Heka (also known as Hike) was the Egyptian God of Magic and Medicine. For ancient Egyptians, magic and the medicine were the same. ‘Heka’ is the Egyptian word for magic. Literally Heka means activating the Ka, the aspect of the soul which embodied personality. By activating the power of the soul and combining it with ancient texts, specific rituals, and medicinal herbs, magic could be harnessed for both physical and spiritual health. Magic was also used for protection against the angry deities, jealous ghosts, foreign demons, and sorcerers who were thought to cause illness, accidents, poverty, and infertility. Whether a person's problem was illness, the wish for spiritual aid, or for supernatural help, 'Heka' was widely used and respected.

The name Heka was depicted as a twist of flax and a pair of raised arms. The flax was often thought to resemble two snakes. The two intertwined serpents became symbolic of his power, and the symbol is still associated with medicine today.


The name “Horus” is actually Greek; in ancient Egypt, he was called Heru. Horus was said to be the son of the Sun God, Ra, and was considered the Sky God. He’s depicted with a falcon head, one who was King of the Sky. Because the worship of Horus continued over several millennia, the god’s abilities, parentage, and myths have been changed to incorporate the changing needs and loyalties of the people. In other myths, Horus is considered to be the son of Isis and Osiris.
Horus was so important that the Eye of Horus became a revered Egyptian symbol of power for Pharaohs and is still very popular today. It symbolizes protection, royal power and good health. Funerary amulets were often made in the shape of the Eye of Horus. Ancient Egyptian and Middle Eastern sailors would frequently paint the symbol on the bow of their vessel to ensure safe sea travel.


Isis (pronounce izz-izz by Egyptians) is the goddess of motherhood and rebirth. She was the wife of Osiris and mother of Horus. When Set killed Osiris and set his body adrift in the Nile, Isis searched for him, lighting her way with lanterns. She found Osiris, but Set stole his body, chopped it up and threw it into the water again. Isis retrieved her husband, reassembled him, and brought him back to life. Because of this, she usually appears in funeral scenes, either leading the deceased toward the afterlife, or standing behind Osiris to greet the dead. 

Isis instituted marriage and taught women the domestic arts of grain-grinding, flax-spinning, and weaving. As mother-goddess, she introduced the practice of agriculture and encouraged reading. She was worshiped as the goddess of medicine and wisdom.


Osiris is the Egyptian god of the Dead, the Underworld, and the Afterlife. He was married to Isis and murdered by Set, his brother. Osiris was considered the merciful judge of the dead and led the worthy into the afterlife and then into a rebirth through his magic. Through the hope of new life after death, Osiris became associated with the cycles of the season, the annual flooding of the Nile, and the sprouting of vegetation in newly watered and fertile fields. It was said that he replenished all the crops of the Nile Valley every year.

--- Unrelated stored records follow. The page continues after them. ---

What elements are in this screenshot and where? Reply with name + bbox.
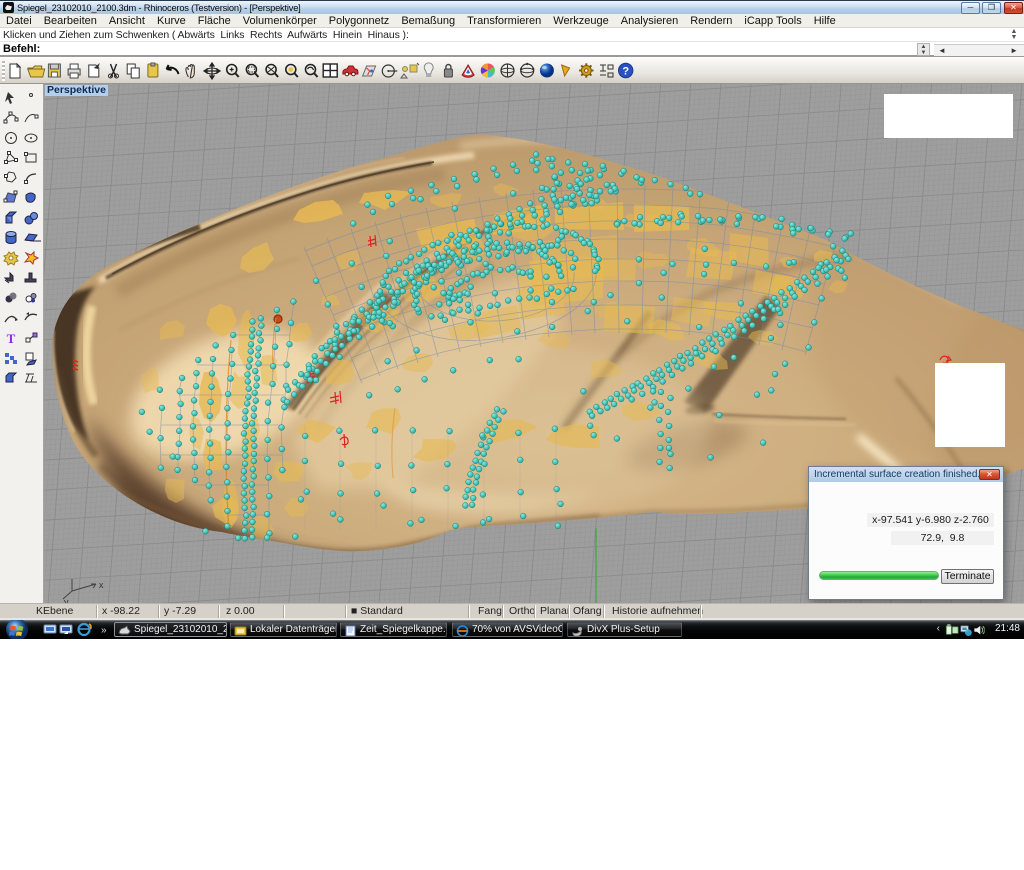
svg-text:»: »	[101, 625, 107, 636]
svg-text:T: T	[7, 331, 16, 346]
svg-text:x: x	[99, 580, 104, 590]
svg-text:?: ?	[622, 66, 629, 78]
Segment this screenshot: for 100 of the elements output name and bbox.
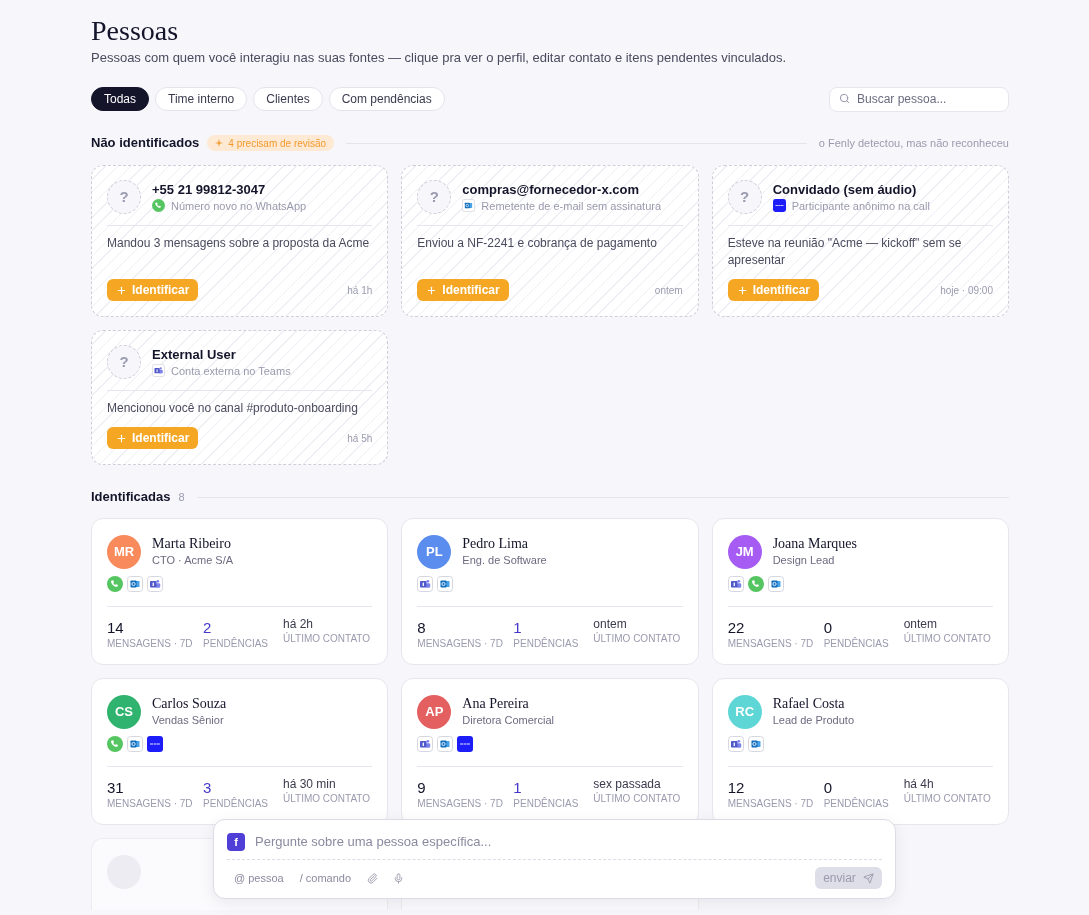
- stat-label: ÚLTIMO CONTATO: [903, 632, 992, 645]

The cult of Osiris were particularly interested in immortality. Because Osiris was brought back to life by Isis, and after dying a second time, brought back to life by a group of gods and given the Underworld to control, it’s believed that he has the power of immortality within him. Those who can find it or copy it will also become immortal. 


Ra is the most powerful of all Egyptian gods. Ra’s symbol is the sun, which represents light, warmth, and growth.  All forms of life were created by Ra, who called each of them into existence by speaking their secret names.  Humans were created from Ra's tears and sweat, and ancient Egyptians called themselves the "Cattle of Ra." 

Ra, pictured with the sun on his head at left, was seen as the literal sun. He was thought to travel on two solar boats every day -- the Morning Boat, which pulled him across the sky during the day, and the Evening Boat, which took him on his journey through the underworld at night when he (the sun) was hidden from sight.  The serpent of chaos, Apophis, often tried to stop the boats' progress and had to be fought and defeated.